Novembre 2004
 
CALCIUM ET SANTÉ

Pr ROBERT P. HEANEY M.D., F.A.C.P., F.A.I.N.
Creighton University - Omaha - USA
Membre du Conseil Scientifique du Centre EVIAN Pour l'Eau

Nos ancêtres avaient tout compris
Carence calcique = Pathologies
Le bénéfice de la supplémentation calcique
Choisir la meilleure source d'apport calcique...
Bien choisie, l'alimentation peut suffire à couvrir les besoins
Pour conclure
Références

Nos ancêtres avaient tout compris

Les citoyens des pays industrialisés (et ceux affectés directement par leurs activités) sont les seuls mammifères au monde à souffrir d'une sous-consommation de calcium. Aujourd'hui, nous avons pris l'habitude d'ingérer 15 à 40 mg de calcium par 100 kcal alimentaires (aux USA, un peu plus en Europe), tandis que nos ancêtres bénéficiaient d'une alimentation bien plus riche en calcium, de l'ordre de 70 à 80 mg par 100 kcal (1), essentiellement d'origine végétale.

Avec la révolution agronomique, l'alimentation s'est modifiée, privilégiant les céréales, pauvres en calcium, et les fèves ayant une faible biodisponibilité calcique. Au sein des communautés fermières de l'ère paléolithique, les meuniers introduisaient de la poudre de calcaire dans la farine utilisée pour faire le pain, initiative précoce sur l'intérêt d'une bonne alimentation Mais depuis l'âge du fer (il y a environ 3000 ans), la plupart des sujets des populations rurales ont de faibles apports alimentaires en calcium. Cette tendance s'est sérieusement accélérée depuis la seconde guerre mondiale, du fait d'une part de la diminution de l'activité physique, de l'autre de l'augmentation de l'utilisation des produits prêts à consommer. La conjonction de ces deux phénomènes a abouti à la réduction des apports alimentaires totaux, et donc à celle des apports en nutriments.



Carence calcique = Pathologies

Un certain nombre de pathologies d'installation lentement progressive résulte de l'insuffisance des apports calciques : l'ostéoporose, le cancer du colon, l'hypertension artérielle, la pré-éclampsie et le syndrome prémenstruel. Chacune d'elle est d'origine multifactorielle et la sous-consommation de calcium ne représente qu'un de ces facteurs. Réintroduire des apports calciques identiques à ceux de l'ère paléolithique ne pourrait complètement corriger ces désordres.

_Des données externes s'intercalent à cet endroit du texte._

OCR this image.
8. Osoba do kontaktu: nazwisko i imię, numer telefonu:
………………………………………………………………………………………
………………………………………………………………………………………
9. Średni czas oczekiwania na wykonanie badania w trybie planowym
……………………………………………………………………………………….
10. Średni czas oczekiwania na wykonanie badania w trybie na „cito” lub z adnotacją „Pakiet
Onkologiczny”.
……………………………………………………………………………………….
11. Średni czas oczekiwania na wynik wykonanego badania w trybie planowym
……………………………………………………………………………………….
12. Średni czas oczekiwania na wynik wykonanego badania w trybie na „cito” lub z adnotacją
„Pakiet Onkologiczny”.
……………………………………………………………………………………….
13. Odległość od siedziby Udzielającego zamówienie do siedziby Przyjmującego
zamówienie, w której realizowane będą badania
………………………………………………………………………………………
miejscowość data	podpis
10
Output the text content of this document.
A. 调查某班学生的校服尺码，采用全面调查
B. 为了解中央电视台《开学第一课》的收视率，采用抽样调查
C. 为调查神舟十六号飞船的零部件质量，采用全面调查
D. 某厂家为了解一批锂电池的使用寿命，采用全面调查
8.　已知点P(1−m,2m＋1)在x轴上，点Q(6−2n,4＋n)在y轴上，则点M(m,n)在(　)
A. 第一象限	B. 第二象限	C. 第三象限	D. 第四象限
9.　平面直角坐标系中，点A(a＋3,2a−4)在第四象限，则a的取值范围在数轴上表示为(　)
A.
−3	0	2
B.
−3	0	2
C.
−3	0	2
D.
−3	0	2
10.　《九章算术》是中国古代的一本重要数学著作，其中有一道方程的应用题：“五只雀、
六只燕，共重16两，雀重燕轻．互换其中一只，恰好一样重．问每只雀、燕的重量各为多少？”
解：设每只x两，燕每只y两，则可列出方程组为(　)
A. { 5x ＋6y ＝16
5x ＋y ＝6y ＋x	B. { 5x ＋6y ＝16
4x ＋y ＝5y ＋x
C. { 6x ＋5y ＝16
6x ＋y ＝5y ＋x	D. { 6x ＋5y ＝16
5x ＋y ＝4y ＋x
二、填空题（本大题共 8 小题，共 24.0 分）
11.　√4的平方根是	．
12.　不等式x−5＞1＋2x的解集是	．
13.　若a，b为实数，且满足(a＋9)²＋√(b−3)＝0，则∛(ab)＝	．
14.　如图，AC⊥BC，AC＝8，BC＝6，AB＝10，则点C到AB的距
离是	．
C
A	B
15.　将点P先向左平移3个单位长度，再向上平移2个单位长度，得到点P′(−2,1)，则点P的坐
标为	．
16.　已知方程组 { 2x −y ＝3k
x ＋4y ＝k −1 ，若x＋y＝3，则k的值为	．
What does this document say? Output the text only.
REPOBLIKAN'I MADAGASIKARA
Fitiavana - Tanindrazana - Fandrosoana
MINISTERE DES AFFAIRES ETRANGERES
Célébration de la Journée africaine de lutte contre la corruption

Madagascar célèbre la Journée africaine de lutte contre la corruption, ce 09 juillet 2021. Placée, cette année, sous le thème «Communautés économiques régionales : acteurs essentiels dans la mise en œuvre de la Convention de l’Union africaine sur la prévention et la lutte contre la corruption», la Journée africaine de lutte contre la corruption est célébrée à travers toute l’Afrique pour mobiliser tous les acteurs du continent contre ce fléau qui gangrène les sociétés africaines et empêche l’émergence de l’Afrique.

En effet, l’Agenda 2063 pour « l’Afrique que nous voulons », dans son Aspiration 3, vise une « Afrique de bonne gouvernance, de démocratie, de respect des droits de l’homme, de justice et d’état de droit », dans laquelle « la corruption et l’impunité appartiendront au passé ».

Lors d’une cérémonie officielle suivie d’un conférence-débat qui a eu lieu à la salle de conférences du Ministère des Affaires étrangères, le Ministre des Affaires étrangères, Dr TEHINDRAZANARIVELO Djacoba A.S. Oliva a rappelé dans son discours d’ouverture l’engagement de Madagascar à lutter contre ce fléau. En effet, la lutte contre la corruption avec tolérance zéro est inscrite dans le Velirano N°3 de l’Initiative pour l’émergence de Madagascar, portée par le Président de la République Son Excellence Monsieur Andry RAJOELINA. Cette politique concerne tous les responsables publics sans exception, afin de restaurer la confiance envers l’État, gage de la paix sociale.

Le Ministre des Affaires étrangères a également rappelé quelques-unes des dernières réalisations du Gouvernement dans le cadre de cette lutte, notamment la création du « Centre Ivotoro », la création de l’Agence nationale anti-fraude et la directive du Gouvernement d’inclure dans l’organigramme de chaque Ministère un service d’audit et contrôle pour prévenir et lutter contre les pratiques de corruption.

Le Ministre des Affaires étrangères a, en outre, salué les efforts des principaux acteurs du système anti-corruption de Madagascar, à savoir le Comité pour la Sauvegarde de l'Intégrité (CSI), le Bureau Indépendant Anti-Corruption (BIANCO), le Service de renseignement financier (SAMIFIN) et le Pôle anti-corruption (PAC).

Néanmoins un grand nombre d'études, parmi lesquelles certaines sont résumées dans cet article, montre que la restauration d'une consommation de calcium adaptée aux besoins dans une population typique d'Europe du Nord, pourrait réduire l'incidence :

- des fractures ostéoporotiques de 30 à 50%,
- des désordres hypertensifs de 15 à 30%,
- des cancers du colon de peut-être plus de 70%,
- du syndrome prémenstruel de peut-être 50%.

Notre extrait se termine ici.